Em virtude disso, uma simples dança em um clube de jazz, por exemplo, ganha um peso emocional muito maior. Lionel é, ao mesmo tempo, um personagem tímido descobrindo uma nova experiência, e o autor por trás deste personagem utilizando essa persona para fazer uma viagem nostálgica a um cinema por ele muito bem quisto.

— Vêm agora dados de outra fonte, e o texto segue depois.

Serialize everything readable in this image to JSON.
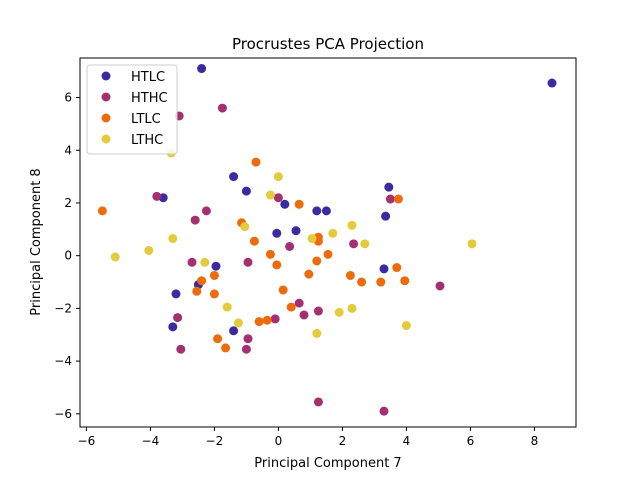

Quando Lionel afirma não conseguir controlar seus espasmos ao ouvir as notas de um talentoso trompetista, é quase como se Norton confessasse ser incapaz de realizar “Brooklyn: Sem Pai Nem Mãe” meramente para homenagear o noir clássico.

O interessante é que todo o elenco reage de maneira similar ao mundo construído em “Brooklyn: Sem Pai Nem Mãe”. Alec Baldwin, por exemplo, nitidamente se diverte no papel do vilão Moses Randolph, apelando para as expressões faciais mais caricatas em alguns momentos. O mesmo vale para os outros, como o canastrão Tony (Bobby Cannavale), que é uma das peças fundamentais para entendermos a moralidade por trás de toda a narrativa – o personagem, ao mesmo tempo, age em prol do protagonista, mas possui seus próprios interesses, o que solidifica a dubiedade moral tão típica do noir, como visto em filmes como o clássico “A Marca da Maldade”, de Welles.

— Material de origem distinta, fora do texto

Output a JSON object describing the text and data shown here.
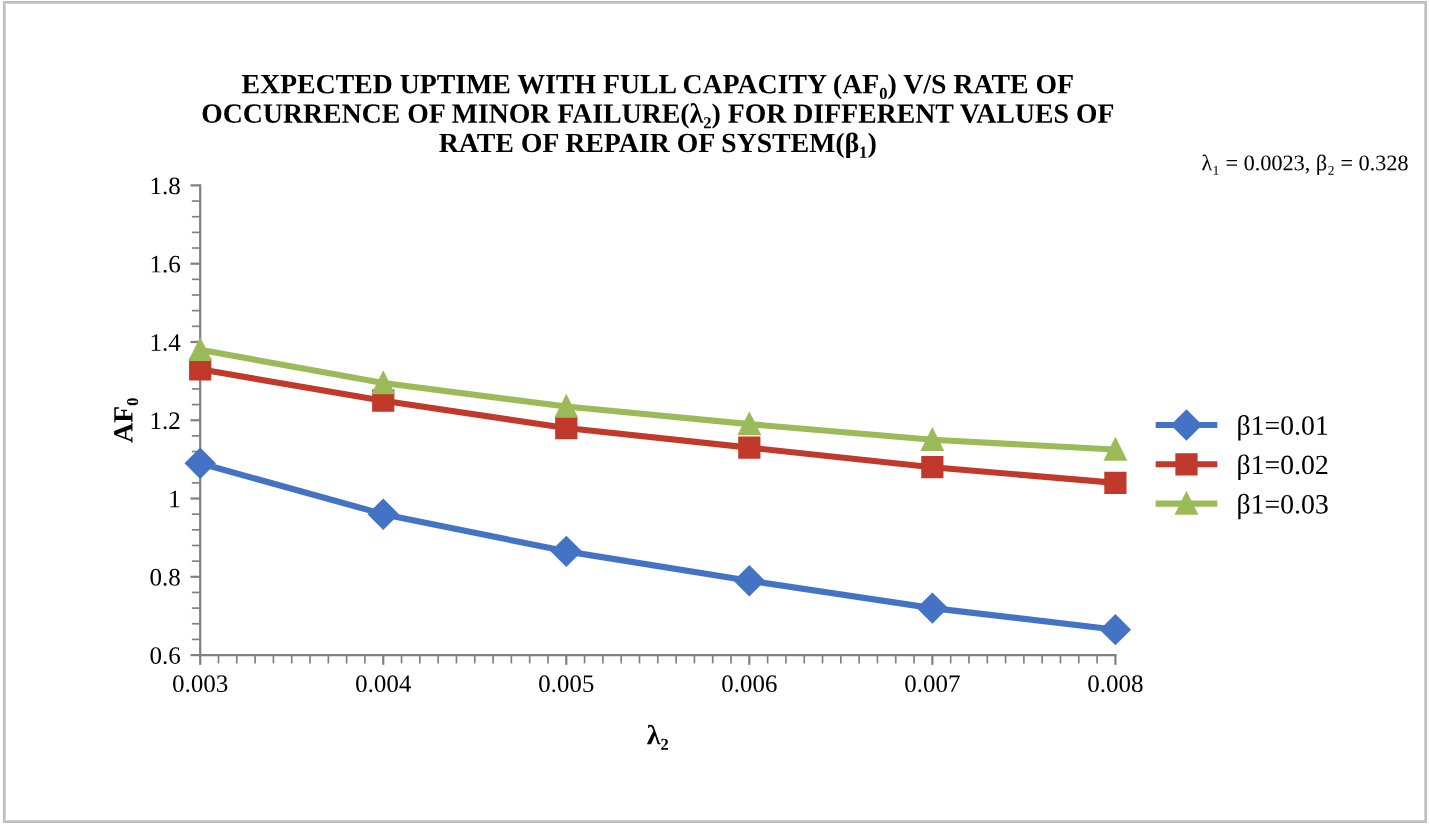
{
  "chart_data": {
    "type": "line",
    "title": "EXPECTED UPTIME WITH FULL CAPACITY (AF₀) V/S RATE OF\nOCCURRENCE OF MINOR FAILURE(λ₂) FOR DIFFERENT VALUES OF\nRATE OF REPAIR OF SYSTEM(β₁)",
    "xlabel": "λ₂",
    "ylabel": "AF₀",
    "annotations": [
      "λ₁ = 0.0023, β₂ = 0.328"
    ],
    "x": [
      0.003,
      0.004,
      0.005,
      0.006,
      0.007,
      0.008
    ],
    "series": [
      {
        "name": "β1=0.01",
        "color": "#4472c4",
        "marker": "diamond",
        "values": [
          1.09,
          0.96,
          0.865,
          0.79,
          0.72,
          0.665
        ]
      },
      {
        "name": "β1=0.02",
        "color": "#c0392b",
        "marker": "square",
        "values": [
          1.33,
          1.25,
          1.18,
          1.13,
          1.08,
          1.04
        ]
      },
      {
        "name": "β1=0.03",
        "color": "#9bbb59",
        "marker": "triangle",
        "values": [
          1.38,
          1.295,
          1.235,
          1.19,
          1.15,
          1.125
        ]
      }
    ],
    "xlim": [
      0.003,
      0.008
    ],
    "xticks": [
      0.003,
      0.004,
      0.005,
      0.006,
      0.007,
      0.008
    ],
    "ylim": [
      0.6,
      1.8
    ],
    "yticks": [
      {
        "value": 0.6,
        "label": "0.6"
      },
      {
        "value": 0.8,
        "label": "0.8"
      },
      1,
      {
        "value": 1.2,
        "label": "1.2"
      },
      {
        "value": 1.4,
        "label": "1.4"
      },
      {
        "value": 1.6,
        "label": "1.6"
      },
      {
        "value": 1.8,
        "label": "1.8"
      }
    ],
    "grid": false,
    "legend": "right",
    "line_style": "solid"
  }
}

Em muitos momentos, durante a investigação, o protagonista se porta não só como um narrador, mas como um verdadeiro observador desses personagens. O olhar do personagem e do diretor fundem-se, de forma que “Brooklyn: Sem Pai Nem Mãe” soa, a quase todo momento, como um filme metalinguístico, que comenta e faz reverência ao próprio gênero que exerce. Ironicamente, o próprio protagonista precisa, ao longo do filme, assumir uma segunda identidade para que seu trabalho como detetive não seja prejudicado. Outra ironia é o fato de Lionel a todo momento fotografar suspeitos para sua investigação, o que fortalece mais ainda a tese do voyeurismo na relação de Norton com o gênero.

Conforme a trama desabrocha, o mistério da morte de Minna se desdobra para problemas que colocam Lionel em choque contra o sistema político. É interessante observar, portanto, como o roteiro cria uma conexão entre o vilão Moses e as pontes da cidade, que fazem parte de seus projetos arquitetônicos. O fato de haver, em inúmeros momentos, partes das pontes da cidade nas janelas ou no fundo do quadro, reitera essa onipresença do poder de Moses em Nova York, uma cidade que parece construída por e para pessoas como ele. Trabalhando em cima do estabelecimento desse sistema corrupto como algo inexorável e subjugador, Norton consegue tirar proveito dessa situação por nunca trazer personagens “do bem” que tenham alguma esperança de desconstruir completamente esse cenário. Na verdade, em “Brooklyn”, todos parecem cientes da complexidade da sociedade onde vivem, o que afasta o filme de binarismos.

Edward Norton consegue alinhar bem seus objetivos como cinéfilo com a conclusão de seu protagonista. Assim como, para Lionel, a única forma de encontrar algum descanso seja no escapismo, abandonando a cidade grande e encontrando um lugar de paz, próximo ao mar, para o próprio Norton, o escapismo pela ficção parece ser sua forma de experimentar um cinema que há muito viveu seu auge, que existiu antes mesmo de o artista nascer. E assim aliviam-se as dores de ambos, do personagem que o mundo não compreende ou respeita, e a do artista que não pode voltar no tempo, a não ser pelo próprio cinema.